Optimism trumps pessimism

Patrick's upbeat campaign contrasted with Baker's campaign that focused on what was wrong with the state. Brown demonstrated how an optimistic approach can work with the right message and Patrick accomplished the same thing.

Voter anger cannot push sub-par candidates to victory in most cases

The Republicans had a real shot at capturing one or two congressional seats, but lost in large part to less than stellar candidates. Quality candidates are a must to unseat an incumbent.

Bright spots for Republicans in Massachusetts

Tough to see at first glance, but...wining (depending on recounts) 16 new House seats in the State Legislature which double their numbers is certainly a victory and serves to build a grassroots organization to capture more offices down the line (yes - a farm team). Capturing two seats on the Governor's Council and the Sheriff's seat of Worcester County also were big wins for a party looking for any good news on Tuesday.

However they are now down to 4 (count 'em 4) Senators in the State Senate. Being down 36 to 4 is simply embarassing.
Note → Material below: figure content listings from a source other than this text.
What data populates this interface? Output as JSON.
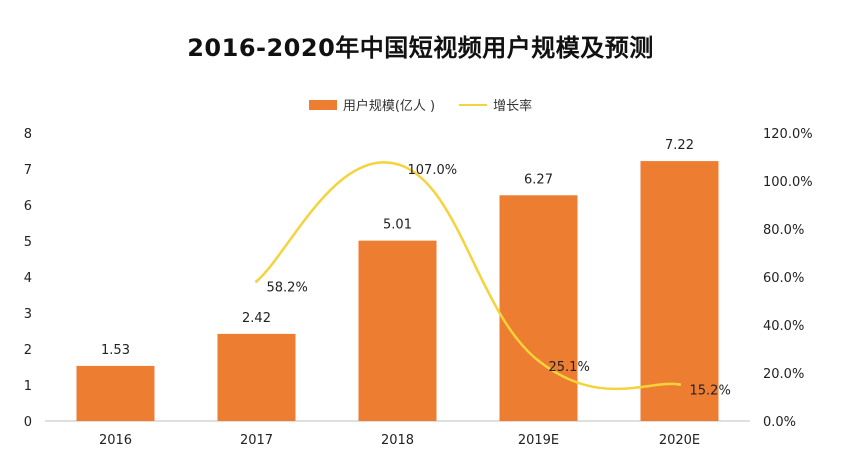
{
  "chart_data": {
    "type": "bar",
    "title": "2016-2020年中国短视频用户规模及预测",
    "categories": [
      "2016",
      "2017",
      "2018",
      "2019E",
      "2020E"
    ],
    "series": [
      {
        "name": "用户规模(亿人 )",
        "type": "bar",
        "axis": "left",
        "values": [
          1.53,
          2.42,
          5.01,
          6.27,
          7.22
        ],
        "labels": [
          "1.53",
          "2.42",
          "5.01",
          "6.27",
          "7.22"
        ],
        "color": "#ED7D31"
      },
      {
        "name": "增长率",
        "type": "line",
        "axis": "right",
        "values": [
          null,
          58.2,
          107.0,
          25.1,
          15.2
        ],
        "labels": [
          "",
          "58.2%",
          "107.0%",
          "25.1%",
          "15.2%"
        ],
        "color": "#F5D33C"
      }
    ],
    "y_left": {
      "ylim": [
        0,
        8
      ],
      "ticks": [
        "0",
        "1",
        "2",
        "3",
        "4",
        "5",
        "6",
        "7",
        "8"
      ]
    },
    "y_right": {
      "ylim": [
        0,
        120
      ],
      "ticks": [
        "0.0%",
        "20.0%",
        "40.0%",
        "60.0%",
        "80.0%",
        "100.0%",
        "120.0%"
      ]
    },
    "grid": false,
    "legend_position": "top"
  }
}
Notice that the Republicans continue to win on the North and South Shores and seem to really be establishing a real base in Worcester County. This may be the launching pad to some semblance of a two-party system in time.

And Finally...

Nationwide the Republicans swept over 60 seats to capture the House and picked up seven in the US Senate where the margin narrows to 53-47. The Tea Party had mixed results in terms of candidates it ran (Paul win in KY, Angle loses in NV). For the President, this was a real "shellacking" and it remains to be seen if he becomes Jimmy Carter or Bill Clinton/Harry Truman in his run for re-election. More on this in my next post as we turn to the national results.

Only 456 days until the 2012 Iowa Caucuses...Onwards!